Buy to Let property has come under the microscope and been the subject of a review by the Prudential Regulation Authority (PRA). The affordability aspect of Buy to Let for Professional Landlords, those owning 4 or more properties, and the rental stress tests employed by lenders when assessing individual cases has been the main-focus of their intervention. The days of calculating the maximum mortgage based on a notional interest rate of 5%, stressed at 125% of this notional mortgage payment, are gone.

 

What we now have is a wide variation of criteria, in use by Banks, Building Societies and a range of new ‘challenger’ banks, being applied to different categories of borrowers who may own up to 3 properties, four or more properties, or whether they are an individual or a company!

 

When assessing an individual’s affordability some lender’s underwriting is now appearing with the option to top-slice personal income, to subsidise any perceived rental shortfall, having run the affordability slide rule over the case.

 

One of the main catalysts for the PRA’s intervention was the changing tax regime imposed in the March 2016 budget. Some of the bigger items were:

1. The removal of 10% tax relief for depreciation on fittings and furniture without the need to provide substantiation.
2. The imposition of paying tax on dividends from a threshold of £5,000 as opposed to previously from when the higher tax rate threshold was reached.
3. The removal of tax relief on mortgage interest, to be offset against rent collected, at the higher, and additional, rates of tax relief when property is owned in personal names.
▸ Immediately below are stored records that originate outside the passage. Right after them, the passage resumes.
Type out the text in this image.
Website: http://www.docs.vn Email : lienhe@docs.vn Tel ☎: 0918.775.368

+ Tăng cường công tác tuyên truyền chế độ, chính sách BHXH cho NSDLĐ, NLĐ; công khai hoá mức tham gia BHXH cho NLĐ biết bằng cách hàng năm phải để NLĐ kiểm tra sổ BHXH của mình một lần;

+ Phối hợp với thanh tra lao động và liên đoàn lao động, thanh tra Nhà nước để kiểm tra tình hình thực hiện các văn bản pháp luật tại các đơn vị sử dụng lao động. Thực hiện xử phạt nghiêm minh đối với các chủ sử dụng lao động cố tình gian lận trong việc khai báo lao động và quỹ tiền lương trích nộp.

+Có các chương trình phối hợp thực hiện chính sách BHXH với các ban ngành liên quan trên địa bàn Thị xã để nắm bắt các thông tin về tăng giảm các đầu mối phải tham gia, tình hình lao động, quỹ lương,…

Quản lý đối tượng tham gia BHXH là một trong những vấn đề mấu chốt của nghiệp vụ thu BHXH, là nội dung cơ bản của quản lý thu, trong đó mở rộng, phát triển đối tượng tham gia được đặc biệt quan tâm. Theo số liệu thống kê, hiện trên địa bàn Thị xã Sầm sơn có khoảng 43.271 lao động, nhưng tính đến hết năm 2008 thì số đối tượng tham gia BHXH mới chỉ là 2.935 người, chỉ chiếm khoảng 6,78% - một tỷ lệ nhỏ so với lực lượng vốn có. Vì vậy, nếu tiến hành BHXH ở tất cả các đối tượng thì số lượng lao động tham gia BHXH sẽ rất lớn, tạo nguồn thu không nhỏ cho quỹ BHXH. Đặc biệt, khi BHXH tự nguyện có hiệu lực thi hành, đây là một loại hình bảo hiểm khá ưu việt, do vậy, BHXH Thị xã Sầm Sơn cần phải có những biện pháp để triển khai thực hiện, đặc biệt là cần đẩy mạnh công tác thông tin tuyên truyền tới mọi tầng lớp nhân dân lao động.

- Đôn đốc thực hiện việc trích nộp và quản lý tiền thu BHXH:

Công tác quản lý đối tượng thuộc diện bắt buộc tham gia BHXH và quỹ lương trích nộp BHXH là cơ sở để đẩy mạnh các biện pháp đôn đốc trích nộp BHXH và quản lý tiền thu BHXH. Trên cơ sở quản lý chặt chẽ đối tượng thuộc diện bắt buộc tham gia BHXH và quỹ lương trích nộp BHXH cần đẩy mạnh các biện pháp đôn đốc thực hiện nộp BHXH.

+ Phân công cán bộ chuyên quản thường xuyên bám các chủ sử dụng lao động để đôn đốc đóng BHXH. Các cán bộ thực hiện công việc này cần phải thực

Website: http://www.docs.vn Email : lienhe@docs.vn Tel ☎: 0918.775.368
The removal of this relief to be on a sliding scale from 100% relief to 0% relief, on higher rate earners, between 2017 and 2021.
4. From 2021 only 20%, or the basic rate of tax, will be deemed an allowable deduction from your gross income in assessing your total taxable income.
5. There will be a requirement to assess the gross rent, less agreed specific property related deductions, as part of an individual’s income from all sources which, for many people, may push them into the higher rate tax band.

 

The ‘long and the short’ of this, is that there has never been a more relevant time for everyone to engage, and work with, a mortgage broker to ensure that they are getting access to the full range of options in the market, alongside the right advice of the most appropriate borrowing, and repayment, vehicle.

 

You’re protected

An important thing to understand is that when you receive mortgage advice, your mortgage broker has a duty of care to you. They must recommend a suitable mortgage and will justify why the mortgage they have chosen is right for you. If their advice is not up to scratch, you can complain and be compensated.

 

A mortgage broker is qualified

There’s an awful lot to think about when choosing the right mortgage. It’s not as simple as just opting for the cheapest fixed or tracker rate mortgage you can find!
A broker is on your side!

 

It’s not just about the mortgage

Don’t be put off by a fee
Mortgage advisors, like Accountants or Solicitors, are professionals and their advice, tailored to your situation, is a service. Like all professional’s mortgage brokers charge fees for their services, but often these are ‘success based’ fees once they have delivered you the guarantee of funds through a mortgage offer.